Inoltre, attraverso le opere esposte, è possibile raccontare una vicenda più complessa, poco nota ma efficacissima nel mettere a fuoco una trama tipicamente italiana, che mescola arte, storia e scontri municipali. Infatti la straordinaria fama del dipinto di Perugino deriva, fin da subito, dal fatto di essere destinato all’altare della cappella dell’Anello nella cattedrale di Perugia.
Il Santo Anello
La reliquia è un cerchietto di calcedonio che, secondo la tradizione, la Vergine avrebbe consegnato all’apostolo Giovanni prima di morire e che, nel Medioevo, giunge a Chiusi, dove viene inizialmente conservata nella chiesa di Santa Mustiola poi nella chiesa di San Francesco.
Nel 1473 viene trafugata da uno degli stessi frati del convento, che la consegna a Perugia, dando inizio a una lotta senza quartiere tra le due città.
É solo l’intervento di papa Sisto IV a porre fine a ritorsioni e embarghi, consegnando l’anello definitivamente a Perugia.

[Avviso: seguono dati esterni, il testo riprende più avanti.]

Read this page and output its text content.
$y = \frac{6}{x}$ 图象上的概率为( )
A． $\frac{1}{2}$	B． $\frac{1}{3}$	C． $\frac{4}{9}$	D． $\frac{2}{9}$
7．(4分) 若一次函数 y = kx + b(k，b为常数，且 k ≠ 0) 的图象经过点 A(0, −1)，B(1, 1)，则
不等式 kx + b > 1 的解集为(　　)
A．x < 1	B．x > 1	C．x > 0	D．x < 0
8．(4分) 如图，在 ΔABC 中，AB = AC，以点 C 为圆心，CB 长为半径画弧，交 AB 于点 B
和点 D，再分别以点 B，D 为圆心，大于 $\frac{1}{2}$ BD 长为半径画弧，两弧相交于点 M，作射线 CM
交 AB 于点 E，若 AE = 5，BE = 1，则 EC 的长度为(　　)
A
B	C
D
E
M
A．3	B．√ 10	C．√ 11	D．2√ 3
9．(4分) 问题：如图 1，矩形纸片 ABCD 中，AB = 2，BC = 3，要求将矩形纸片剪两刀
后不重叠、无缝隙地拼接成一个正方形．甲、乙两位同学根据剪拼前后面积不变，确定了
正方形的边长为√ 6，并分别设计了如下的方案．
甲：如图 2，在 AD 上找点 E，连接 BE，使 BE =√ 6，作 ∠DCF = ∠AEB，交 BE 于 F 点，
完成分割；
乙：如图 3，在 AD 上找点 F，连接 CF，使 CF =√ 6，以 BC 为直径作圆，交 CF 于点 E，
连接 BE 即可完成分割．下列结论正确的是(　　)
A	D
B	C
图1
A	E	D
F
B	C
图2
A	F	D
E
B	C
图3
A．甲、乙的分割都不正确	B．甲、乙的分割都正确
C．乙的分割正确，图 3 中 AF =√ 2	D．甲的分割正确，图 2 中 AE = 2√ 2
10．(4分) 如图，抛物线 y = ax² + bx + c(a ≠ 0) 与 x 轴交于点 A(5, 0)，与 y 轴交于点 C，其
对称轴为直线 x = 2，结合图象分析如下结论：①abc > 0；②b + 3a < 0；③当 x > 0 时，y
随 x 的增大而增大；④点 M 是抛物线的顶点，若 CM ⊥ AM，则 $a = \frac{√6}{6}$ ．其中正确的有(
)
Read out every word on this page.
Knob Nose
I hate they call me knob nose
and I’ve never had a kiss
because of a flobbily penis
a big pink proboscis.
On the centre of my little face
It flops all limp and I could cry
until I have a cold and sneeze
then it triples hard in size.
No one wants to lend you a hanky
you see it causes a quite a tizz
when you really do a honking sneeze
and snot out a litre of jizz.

Per alcuni anni la reliquia è conservata nella Cattedrale all’interno della Cappella dei Decemviri del Palazzo dei Priori fino a che, nel 1488, viene affidata ai canonici della Compagnia di San Giuseppe e riposta, nello stesso Duomo, nella Cappella di San Giuseppe dedicata al Santo Anello, dove si trova ancora oggi. Per l’altare di questa cappella si fa realizzare la tavola del Perugino.
Come in altri casi – il Sacro Cingolo di Prato o il Santo Sangue a Mantova -, oltre al suo valore religioso e devozionale di reliquia, l’Anello diventa anche un simbolo con il quale tutta la città si identifica, rafforzato dal dipinto di Perugino che orna l’altare dello sposalizio per eccellenza, modello ineludibile con il quale confrontarsi.